相公,不要孤注一掷。
西海,我们输得起!”
小鱼苦口婆心的劝诫道。
真就是她说的这个局面,王玉楼孤注一掷后,不成即死。
在事实上它甚至接近那种输急了眼而光着脚下场的局面。
当然,即便王玉楼是输了些,但他急于下场有更多是因为机会窗口和时间窗口。
证道难,证道难,难在机会上,过了这个点,可能就没机会了!
即便有,又要等多久呢?
王玉楼必须审慎的考虑,这是不是自己此生唯一的机会。
所以,他才冲的这么义无反顾。
“娘子,不必说了,我都懂,我什么都懂。
可成道不是一个过程,它不是一个过程。
莽象证金丹证了几十年,可最关键的那一刻在青蕊答应支持他证金丹的前一刻。
没有更好的时机,未来的变化或许是惊涛骇浪,我必须早些尝试上岸。
每一个逐道者,在金丹之前,必然会面临无数的压力。
我已经想明白了,就是死,我也会走下去。”
一个紫府巅峰修士,往往需要经历许多的艰险和危难,才能走到紫府之巅。
但当他们证道时,面对的压力又是和曾经完全不同的、新的、维度意义上更高更难的压力。
那些老登们,不欢迎新仙尊,多少紫府巅峰,都是满怀雄心壮志的去证金丹的呢?
可多数人最后只会身死道消!
不许上来!
丘弥勒哭,哭天劫那么弱,却拦了他近万年。
可拦住丘弥勒的,又真的是天劫吗?
练气不懂规则,筑基后开始感受到规则的限制,紫府需要主动适应规则的变化。
而仙尊,是站在规则之上的存在,是收割天地的存在。
可天地的产出在绝对的时间维度下是有限的,收割者多了,平均产出就少。
这是根本矛盾——新来的多吃一口,老登们就少吃一口。
它甚至都不是资源问题,练气和筑基还看资源,紫府和仙尊争的是分配权。
天地的资源对于个体而言是无限的,分配的差异才塑造了不均。
所谓独尊者吃的多,毕方吃得多,都没有任何参考意义——大天地从未出现过独尊者,毕方更是只有一个。

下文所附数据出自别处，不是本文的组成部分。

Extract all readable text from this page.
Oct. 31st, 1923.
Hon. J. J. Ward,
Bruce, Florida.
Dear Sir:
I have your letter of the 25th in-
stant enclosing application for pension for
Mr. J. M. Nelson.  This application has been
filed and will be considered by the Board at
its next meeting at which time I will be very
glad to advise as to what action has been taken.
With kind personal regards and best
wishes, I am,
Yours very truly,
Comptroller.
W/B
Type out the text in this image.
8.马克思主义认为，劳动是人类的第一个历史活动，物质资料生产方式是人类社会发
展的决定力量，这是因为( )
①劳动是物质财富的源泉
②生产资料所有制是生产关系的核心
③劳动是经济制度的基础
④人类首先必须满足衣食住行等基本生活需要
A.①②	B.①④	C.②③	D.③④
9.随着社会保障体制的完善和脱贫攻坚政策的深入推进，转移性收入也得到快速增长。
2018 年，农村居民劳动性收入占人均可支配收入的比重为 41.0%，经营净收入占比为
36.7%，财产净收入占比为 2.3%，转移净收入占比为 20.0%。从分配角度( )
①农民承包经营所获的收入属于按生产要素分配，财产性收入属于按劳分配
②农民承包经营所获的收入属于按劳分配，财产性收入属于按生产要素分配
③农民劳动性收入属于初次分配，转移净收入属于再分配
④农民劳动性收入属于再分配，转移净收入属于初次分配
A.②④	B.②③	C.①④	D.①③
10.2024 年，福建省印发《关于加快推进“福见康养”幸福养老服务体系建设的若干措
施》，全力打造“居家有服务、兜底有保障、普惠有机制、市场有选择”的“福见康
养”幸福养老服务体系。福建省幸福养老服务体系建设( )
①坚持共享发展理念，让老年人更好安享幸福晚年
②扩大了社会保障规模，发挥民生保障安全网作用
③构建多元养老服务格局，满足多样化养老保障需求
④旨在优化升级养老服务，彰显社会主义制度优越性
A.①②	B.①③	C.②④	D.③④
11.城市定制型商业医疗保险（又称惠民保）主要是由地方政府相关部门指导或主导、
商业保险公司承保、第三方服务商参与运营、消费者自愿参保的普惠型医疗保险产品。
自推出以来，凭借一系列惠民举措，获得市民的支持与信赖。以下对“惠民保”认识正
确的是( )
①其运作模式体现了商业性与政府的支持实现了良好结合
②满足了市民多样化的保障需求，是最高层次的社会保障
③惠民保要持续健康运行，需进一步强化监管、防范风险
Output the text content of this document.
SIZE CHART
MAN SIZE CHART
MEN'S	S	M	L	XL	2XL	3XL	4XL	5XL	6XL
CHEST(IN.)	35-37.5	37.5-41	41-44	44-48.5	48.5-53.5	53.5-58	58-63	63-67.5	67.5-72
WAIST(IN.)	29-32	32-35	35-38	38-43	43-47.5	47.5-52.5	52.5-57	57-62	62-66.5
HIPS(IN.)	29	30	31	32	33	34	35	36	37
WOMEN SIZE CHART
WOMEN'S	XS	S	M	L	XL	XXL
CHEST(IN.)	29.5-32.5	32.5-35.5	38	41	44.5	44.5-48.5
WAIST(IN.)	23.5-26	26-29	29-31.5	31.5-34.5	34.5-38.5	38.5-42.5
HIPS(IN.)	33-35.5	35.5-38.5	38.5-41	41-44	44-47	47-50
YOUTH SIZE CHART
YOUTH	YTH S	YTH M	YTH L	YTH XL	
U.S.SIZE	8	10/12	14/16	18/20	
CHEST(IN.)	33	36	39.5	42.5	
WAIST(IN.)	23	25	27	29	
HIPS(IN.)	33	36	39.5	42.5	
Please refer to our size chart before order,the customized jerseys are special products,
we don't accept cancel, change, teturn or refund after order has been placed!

这种争夺对于后来者没有任何公平可言,但若是道果那么轻易就能得到,金丹凭什么高居九天为仙尊?
局面再难,王玉楼都不打算退了。
他不信,青蕊和毕方这么玩,仙盟内的其他人心中就没有怨言。
他不信,罗刹敢在输了灭仙域后继续输掉第四派,那样它还凭什么做顶级仙尊?
他不信,青蕊真就敢和毕方绑定到死,直接杀了他叛仙盟!
赌呗,胆小鬼游戏,我王玉楼拿一条烂命,为诸位道友换可能性、换变化。
看看是我先死,还是新的、足矣撬动顶级仙尊转向的可能性和变化先出现!
修行到了证金丹的前夕,什么实力、斗法能力、修为,都无足轻重了,那玄而又玄、完全没有任何现实具象依托的变化,才是修行的本真!
你看不见,但大天地的顶级金丹们只看这个!
“死?你以为你死就是你一个人的事情吗?
一个紫府巅峰,把仙盟的水搅乱,其他人不会理解你失去西海基本盘的苦涩,只会嫌弃你多事!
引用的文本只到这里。